The Fourier Transform(FT) is $X(\upsilon) = \int_{-\infty}^{\infty}x(t)e^{-2{\pi}i{\upsilon}t}dt$.
The impulse train is $\delta_1(x)=\sum\limits_{k=-\infty}^{\infty}\delta(x-k)$, and its FT is $\delta_1(\upsilon)$.
Sample $x(t)$ with $\delta_1(x)$, then the FT of $ x(t)\delta_1(x) $ is $\sum\limits_{k=-\infty}^{\infty}x(k)e^{-2\pi i\upsilon k}$.
On the other hand, the FT of $ x(t)\delta_1(x) $ is $X(\upsilon)\star\delta_1(\upsilon) = \sum\limits_{k=-\infty}^{\infty}X(\upsilon-k)$.
So $\sum\limits_{k=-\infty}^{\infty}x(k)e^{-2\pi i\upsilon k} = \sum\limits_{k=-\infty}^{\infty}X(\upsilon-k)$.
Now whether $x(t)$ is compactly supported on $[0, N]$ or $[0, N)$, $X(\upsilon)$ seems to be be the same, so does the right part $\sum\limits_{k=-\infty}^{\infty}X(\upsilon-k)$, but the left part $\sum\limits_{k=-\infty}^{\infty}x(k)e^{-2\pi i\upsilon k}$ differs. One is $\sum\limits_{k=0}^{N}x(k)e^{-2\pi i\upsilon k}$, and the other is $\sum\limits_{k=0}^{N-1}x(k)e^{-2\pi i\upsilon k}$.

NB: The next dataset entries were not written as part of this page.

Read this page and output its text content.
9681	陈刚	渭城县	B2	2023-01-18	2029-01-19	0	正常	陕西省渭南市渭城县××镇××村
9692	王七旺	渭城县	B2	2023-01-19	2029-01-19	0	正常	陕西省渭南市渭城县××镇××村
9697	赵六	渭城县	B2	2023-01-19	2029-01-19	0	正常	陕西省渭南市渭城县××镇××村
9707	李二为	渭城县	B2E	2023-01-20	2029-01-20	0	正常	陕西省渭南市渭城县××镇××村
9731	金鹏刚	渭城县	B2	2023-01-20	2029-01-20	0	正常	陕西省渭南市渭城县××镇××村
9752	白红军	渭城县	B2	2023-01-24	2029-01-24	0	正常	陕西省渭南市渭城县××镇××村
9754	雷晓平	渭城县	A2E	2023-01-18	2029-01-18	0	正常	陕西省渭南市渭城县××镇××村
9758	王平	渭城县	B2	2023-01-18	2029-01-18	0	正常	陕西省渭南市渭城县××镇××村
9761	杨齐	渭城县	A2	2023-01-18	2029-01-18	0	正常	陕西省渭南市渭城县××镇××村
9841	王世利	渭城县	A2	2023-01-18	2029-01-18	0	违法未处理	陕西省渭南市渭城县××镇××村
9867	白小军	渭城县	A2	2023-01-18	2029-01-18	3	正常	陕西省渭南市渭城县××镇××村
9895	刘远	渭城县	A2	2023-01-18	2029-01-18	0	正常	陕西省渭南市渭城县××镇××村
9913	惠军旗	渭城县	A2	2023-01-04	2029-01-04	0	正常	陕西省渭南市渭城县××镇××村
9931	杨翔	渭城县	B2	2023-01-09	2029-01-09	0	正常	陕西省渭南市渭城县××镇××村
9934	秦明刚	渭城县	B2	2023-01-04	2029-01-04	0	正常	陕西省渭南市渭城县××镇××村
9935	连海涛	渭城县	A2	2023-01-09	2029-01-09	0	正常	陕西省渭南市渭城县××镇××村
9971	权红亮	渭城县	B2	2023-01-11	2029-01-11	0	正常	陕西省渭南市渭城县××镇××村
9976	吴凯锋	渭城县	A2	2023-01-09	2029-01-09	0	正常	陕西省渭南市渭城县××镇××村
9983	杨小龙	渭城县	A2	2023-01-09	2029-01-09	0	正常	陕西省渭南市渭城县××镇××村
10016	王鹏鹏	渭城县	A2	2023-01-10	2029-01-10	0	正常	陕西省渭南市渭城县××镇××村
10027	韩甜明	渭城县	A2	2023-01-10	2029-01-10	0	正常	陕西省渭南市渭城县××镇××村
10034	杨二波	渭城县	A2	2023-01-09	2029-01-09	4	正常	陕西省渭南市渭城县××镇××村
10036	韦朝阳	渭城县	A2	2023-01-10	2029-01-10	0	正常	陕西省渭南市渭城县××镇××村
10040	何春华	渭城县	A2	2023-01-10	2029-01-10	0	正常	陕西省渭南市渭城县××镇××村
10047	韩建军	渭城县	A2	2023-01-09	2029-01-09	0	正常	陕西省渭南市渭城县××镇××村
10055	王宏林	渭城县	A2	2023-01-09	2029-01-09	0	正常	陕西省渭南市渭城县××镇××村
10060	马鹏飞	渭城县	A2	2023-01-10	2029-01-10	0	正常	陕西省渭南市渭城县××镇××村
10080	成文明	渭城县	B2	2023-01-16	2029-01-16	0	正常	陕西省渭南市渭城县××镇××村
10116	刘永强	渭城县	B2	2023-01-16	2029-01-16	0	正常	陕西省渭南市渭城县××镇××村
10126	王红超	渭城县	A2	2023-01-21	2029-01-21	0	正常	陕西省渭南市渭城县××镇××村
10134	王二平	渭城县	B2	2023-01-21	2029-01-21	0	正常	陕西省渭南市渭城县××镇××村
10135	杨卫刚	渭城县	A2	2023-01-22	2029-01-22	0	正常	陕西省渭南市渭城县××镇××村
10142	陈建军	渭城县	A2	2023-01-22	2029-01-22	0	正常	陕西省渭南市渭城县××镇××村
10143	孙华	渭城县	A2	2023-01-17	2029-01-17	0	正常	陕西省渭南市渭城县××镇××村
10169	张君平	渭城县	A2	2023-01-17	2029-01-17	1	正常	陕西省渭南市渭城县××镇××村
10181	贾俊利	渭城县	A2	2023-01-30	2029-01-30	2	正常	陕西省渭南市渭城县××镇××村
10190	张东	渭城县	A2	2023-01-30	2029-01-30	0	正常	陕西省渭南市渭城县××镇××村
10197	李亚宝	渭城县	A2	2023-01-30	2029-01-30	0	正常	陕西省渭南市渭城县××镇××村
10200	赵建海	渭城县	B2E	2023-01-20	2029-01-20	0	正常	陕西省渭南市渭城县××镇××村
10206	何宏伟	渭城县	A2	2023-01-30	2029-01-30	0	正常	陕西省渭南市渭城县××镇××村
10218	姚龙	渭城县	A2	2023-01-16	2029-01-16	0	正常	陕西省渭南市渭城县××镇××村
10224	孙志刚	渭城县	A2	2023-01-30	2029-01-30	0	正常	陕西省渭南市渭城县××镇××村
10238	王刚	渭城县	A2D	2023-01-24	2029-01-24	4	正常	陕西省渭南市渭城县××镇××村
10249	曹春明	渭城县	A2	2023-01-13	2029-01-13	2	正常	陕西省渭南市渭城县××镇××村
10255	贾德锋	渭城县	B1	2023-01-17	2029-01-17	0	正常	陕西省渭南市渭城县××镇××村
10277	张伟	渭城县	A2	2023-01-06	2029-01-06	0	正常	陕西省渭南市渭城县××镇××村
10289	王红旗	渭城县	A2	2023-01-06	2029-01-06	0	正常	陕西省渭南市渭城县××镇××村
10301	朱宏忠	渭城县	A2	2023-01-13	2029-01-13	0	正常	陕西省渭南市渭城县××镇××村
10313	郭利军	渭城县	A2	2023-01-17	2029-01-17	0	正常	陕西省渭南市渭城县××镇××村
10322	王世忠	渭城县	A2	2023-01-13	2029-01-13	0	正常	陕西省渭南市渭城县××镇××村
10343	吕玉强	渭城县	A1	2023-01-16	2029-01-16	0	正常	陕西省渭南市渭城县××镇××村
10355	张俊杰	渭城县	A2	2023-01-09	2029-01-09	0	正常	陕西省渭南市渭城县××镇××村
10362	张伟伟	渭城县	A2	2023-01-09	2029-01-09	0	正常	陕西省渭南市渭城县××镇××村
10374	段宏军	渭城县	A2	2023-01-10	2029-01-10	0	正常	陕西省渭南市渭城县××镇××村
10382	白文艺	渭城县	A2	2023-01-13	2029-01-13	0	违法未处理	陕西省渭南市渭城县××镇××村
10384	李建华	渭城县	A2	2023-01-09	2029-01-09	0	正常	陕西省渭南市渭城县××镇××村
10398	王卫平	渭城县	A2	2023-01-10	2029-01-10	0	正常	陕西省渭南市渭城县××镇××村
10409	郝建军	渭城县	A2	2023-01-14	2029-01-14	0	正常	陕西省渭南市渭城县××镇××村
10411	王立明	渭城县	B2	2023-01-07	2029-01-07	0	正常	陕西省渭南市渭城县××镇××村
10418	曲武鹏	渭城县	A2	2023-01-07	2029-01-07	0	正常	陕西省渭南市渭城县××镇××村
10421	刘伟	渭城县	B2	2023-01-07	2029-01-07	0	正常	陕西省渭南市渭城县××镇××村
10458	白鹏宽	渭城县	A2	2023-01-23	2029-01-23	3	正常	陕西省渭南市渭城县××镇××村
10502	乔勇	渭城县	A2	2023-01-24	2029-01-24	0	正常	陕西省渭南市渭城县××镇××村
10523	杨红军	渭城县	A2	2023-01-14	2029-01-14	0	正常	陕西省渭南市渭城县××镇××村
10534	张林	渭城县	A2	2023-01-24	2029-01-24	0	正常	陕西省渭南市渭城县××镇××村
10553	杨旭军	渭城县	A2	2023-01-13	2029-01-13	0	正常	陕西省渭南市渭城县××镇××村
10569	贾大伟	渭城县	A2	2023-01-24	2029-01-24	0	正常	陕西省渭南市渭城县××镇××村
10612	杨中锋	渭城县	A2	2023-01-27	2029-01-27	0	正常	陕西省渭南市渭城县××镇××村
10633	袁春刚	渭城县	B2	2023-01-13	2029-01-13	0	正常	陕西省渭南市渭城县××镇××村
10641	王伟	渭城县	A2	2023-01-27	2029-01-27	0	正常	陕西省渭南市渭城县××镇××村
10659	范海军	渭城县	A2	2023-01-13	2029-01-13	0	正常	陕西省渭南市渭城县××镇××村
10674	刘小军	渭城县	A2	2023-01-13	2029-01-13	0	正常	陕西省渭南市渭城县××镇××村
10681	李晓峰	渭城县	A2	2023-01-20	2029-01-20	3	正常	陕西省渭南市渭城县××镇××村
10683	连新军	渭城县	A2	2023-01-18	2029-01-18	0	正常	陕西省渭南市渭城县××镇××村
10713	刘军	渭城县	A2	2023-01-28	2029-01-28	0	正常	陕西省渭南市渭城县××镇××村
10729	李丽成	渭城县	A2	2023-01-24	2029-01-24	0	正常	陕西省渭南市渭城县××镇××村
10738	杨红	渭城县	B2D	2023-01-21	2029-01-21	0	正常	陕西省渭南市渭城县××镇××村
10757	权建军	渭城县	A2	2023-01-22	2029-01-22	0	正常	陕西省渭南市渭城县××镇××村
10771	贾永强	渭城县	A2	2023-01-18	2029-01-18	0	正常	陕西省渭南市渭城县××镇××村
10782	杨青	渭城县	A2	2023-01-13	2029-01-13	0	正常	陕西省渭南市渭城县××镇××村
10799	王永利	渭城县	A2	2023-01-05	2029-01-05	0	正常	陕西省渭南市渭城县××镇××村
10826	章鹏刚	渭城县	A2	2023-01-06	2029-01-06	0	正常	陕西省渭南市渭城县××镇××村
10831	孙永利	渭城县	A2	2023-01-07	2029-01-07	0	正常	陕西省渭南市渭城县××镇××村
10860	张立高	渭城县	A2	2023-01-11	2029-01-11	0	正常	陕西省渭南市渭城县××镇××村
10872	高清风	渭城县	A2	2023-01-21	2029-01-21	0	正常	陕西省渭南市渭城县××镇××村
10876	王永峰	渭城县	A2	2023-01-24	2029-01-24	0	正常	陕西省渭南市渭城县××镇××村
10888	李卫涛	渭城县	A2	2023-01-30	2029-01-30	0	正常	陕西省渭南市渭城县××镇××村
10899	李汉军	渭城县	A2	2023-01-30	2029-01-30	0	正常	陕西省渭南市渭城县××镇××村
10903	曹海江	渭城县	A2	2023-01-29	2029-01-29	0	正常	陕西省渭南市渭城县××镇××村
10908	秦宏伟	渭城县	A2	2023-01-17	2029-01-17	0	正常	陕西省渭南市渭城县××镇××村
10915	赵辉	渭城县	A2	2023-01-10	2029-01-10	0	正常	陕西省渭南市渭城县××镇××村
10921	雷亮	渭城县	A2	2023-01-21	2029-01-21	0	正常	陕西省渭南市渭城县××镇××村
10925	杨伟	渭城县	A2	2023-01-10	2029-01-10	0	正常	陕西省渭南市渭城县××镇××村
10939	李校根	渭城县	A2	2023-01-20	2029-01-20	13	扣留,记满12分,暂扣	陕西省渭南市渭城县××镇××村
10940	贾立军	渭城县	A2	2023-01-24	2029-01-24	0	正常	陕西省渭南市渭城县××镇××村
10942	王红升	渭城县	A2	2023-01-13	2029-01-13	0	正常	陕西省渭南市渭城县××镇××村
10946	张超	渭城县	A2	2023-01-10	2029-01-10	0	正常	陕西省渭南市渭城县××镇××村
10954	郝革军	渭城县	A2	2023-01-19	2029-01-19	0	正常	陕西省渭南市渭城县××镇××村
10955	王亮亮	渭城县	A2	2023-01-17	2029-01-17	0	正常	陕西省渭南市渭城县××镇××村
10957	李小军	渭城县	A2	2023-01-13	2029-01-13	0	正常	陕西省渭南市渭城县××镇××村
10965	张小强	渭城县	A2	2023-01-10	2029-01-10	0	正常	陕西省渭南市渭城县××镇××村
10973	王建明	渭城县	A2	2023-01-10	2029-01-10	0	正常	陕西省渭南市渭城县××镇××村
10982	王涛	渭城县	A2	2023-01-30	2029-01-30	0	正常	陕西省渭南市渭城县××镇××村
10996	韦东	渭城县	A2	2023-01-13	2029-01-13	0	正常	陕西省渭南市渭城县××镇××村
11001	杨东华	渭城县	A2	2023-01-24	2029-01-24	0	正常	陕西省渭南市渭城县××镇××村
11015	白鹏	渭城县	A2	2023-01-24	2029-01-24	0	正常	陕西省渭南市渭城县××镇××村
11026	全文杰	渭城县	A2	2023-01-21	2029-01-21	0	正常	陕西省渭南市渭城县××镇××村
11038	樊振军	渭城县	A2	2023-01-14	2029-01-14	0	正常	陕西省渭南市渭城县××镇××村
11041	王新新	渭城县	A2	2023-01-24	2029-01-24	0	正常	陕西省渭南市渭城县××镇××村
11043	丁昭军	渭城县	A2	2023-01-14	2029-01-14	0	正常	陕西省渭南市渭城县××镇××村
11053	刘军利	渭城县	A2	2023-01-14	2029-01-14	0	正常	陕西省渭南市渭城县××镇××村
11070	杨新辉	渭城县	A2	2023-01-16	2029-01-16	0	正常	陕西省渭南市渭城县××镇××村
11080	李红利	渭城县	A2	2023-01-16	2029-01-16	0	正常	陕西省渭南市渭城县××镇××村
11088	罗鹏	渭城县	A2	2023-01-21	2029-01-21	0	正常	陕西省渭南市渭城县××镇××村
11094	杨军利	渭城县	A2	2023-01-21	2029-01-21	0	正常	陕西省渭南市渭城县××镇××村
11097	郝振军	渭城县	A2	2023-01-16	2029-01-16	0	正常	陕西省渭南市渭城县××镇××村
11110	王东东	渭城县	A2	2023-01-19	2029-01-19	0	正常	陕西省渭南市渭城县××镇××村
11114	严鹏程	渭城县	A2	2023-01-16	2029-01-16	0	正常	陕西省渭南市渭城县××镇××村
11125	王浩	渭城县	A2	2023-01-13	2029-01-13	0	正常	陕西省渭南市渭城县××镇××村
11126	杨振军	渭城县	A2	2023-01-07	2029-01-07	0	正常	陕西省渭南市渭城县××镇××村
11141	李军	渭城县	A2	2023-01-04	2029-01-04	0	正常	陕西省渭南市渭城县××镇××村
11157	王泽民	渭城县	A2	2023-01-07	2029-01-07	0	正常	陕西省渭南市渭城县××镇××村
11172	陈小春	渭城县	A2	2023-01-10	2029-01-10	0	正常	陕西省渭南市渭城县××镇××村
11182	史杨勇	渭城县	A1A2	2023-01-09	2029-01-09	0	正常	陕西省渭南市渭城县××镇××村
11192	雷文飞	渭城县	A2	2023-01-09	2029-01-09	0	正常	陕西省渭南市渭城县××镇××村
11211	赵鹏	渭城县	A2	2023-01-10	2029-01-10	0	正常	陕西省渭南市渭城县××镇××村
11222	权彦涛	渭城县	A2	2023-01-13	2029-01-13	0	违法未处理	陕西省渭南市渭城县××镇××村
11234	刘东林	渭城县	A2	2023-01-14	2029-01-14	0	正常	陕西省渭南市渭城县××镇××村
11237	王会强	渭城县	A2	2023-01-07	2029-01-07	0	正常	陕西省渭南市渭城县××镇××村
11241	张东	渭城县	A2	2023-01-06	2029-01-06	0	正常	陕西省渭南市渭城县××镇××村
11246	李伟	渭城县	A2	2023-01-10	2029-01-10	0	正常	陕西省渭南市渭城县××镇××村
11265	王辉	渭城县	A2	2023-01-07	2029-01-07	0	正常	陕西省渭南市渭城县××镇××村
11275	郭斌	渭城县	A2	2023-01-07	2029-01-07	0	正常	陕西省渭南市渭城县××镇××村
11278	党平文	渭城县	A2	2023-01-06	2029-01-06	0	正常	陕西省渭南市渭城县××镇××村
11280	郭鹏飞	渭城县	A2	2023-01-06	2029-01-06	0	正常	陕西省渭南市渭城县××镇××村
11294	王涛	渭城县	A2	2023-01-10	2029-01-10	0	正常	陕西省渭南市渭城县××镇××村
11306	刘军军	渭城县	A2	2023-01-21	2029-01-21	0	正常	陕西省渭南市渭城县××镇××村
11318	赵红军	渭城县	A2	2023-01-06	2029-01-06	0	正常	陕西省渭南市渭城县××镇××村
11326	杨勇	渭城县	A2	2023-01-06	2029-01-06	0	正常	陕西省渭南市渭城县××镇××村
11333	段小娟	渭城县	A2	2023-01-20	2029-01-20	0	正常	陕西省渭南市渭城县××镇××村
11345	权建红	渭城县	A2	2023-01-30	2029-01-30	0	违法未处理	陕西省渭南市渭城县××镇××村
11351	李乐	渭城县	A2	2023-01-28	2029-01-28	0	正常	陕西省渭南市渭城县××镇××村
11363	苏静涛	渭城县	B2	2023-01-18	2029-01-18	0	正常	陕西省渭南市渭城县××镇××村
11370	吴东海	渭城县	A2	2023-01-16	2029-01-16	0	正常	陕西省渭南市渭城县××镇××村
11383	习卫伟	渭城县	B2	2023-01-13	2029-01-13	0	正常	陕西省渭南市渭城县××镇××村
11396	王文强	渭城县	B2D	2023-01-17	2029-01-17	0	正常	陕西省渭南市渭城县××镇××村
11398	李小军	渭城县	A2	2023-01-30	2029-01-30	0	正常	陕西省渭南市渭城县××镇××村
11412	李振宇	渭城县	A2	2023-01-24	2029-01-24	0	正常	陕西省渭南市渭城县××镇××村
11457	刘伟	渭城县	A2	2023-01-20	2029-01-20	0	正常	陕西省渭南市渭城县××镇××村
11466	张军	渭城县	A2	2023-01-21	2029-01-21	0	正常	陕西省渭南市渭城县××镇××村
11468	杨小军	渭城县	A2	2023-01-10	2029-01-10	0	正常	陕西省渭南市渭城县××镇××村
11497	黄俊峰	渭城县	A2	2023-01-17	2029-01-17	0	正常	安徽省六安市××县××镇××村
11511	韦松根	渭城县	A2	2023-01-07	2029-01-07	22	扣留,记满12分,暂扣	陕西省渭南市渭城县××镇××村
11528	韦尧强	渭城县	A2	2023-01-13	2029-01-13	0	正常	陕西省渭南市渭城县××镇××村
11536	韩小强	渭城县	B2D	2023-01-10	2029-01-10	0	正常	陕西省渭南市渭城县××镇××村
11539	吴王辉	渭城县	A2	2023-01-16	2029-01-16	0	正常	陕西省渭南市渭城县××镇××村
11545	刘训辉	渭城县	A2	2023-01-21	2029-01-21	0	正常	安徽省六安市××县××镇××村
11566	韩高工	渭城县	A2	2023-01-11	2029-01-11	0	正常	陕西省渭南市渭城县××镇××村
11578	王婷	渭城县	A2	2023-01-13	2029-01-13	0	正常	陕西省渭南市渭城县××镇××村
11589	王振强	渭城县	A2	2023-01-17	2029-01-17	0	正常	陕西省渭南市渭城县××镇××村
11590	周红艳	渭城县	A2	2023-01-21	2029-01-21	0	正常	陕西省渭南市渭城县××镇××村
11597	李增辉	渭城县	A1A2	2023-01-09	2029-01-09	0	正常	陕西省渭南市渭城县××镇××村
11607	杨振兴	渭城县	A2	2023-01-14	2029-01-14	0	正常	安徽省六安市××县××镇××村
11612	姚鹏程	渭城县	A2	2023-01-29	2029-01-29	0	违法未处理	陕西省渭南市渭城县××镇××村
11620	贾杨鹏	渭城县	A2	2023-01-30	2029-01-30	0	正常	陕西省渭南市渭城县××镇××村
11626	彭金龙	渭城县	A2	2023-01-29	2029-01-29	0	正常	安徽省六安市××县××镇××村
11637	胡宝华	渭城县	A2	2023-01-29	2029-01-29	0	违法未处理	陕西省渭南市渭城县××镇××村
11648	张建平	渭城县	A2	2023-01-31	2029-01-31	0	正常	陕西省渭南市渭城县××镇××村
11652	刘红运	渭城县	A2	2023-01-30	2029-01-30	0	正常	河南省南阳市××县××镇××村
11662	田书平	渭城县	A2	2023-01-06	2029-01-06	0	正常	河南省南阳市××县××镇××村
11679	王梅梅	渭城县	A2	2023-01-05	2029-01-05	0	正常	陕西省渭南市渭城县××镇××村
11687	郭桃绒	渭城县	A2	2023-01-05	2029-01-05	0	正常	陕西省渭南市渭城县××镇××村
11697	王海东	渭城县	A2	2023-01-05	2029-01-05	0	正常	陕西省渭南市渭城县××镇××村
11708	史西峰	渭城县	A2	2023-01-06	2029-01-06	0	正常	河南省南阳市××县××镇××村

So what is the condition for $\sum\limits_{k=-\infty}^{\infty}x(k)e^{-2\pi i\upsilon k} = \sum\limits_{k=-\infty}^{\infty}X(\upsilon-k)$ ?
I think it is right if $x(t)$ is continuous, but don't know why. And which book is recommended for this problem ?
This is known as the Poisson summation formula and related to Fourier series and the sampling theorem. It is sufficient if both the function and its Fourier transform fall faster than quadratically. If I remember correctly (yes, see wikipedia), the boundedness of
$$(1+|t|)^{1+\varepsilon}x(t)\text{ and }(1+|v|)^{1+\varepsilon}\,|X(v)|$$
for some $\varepsilon>0$ is a rather minimal sufficient condition.
All this is mathematically expanded on nicely in Benedetto/Zimmermann 1997, also to recommend as nice reading is Higgins: Five stories... 1985.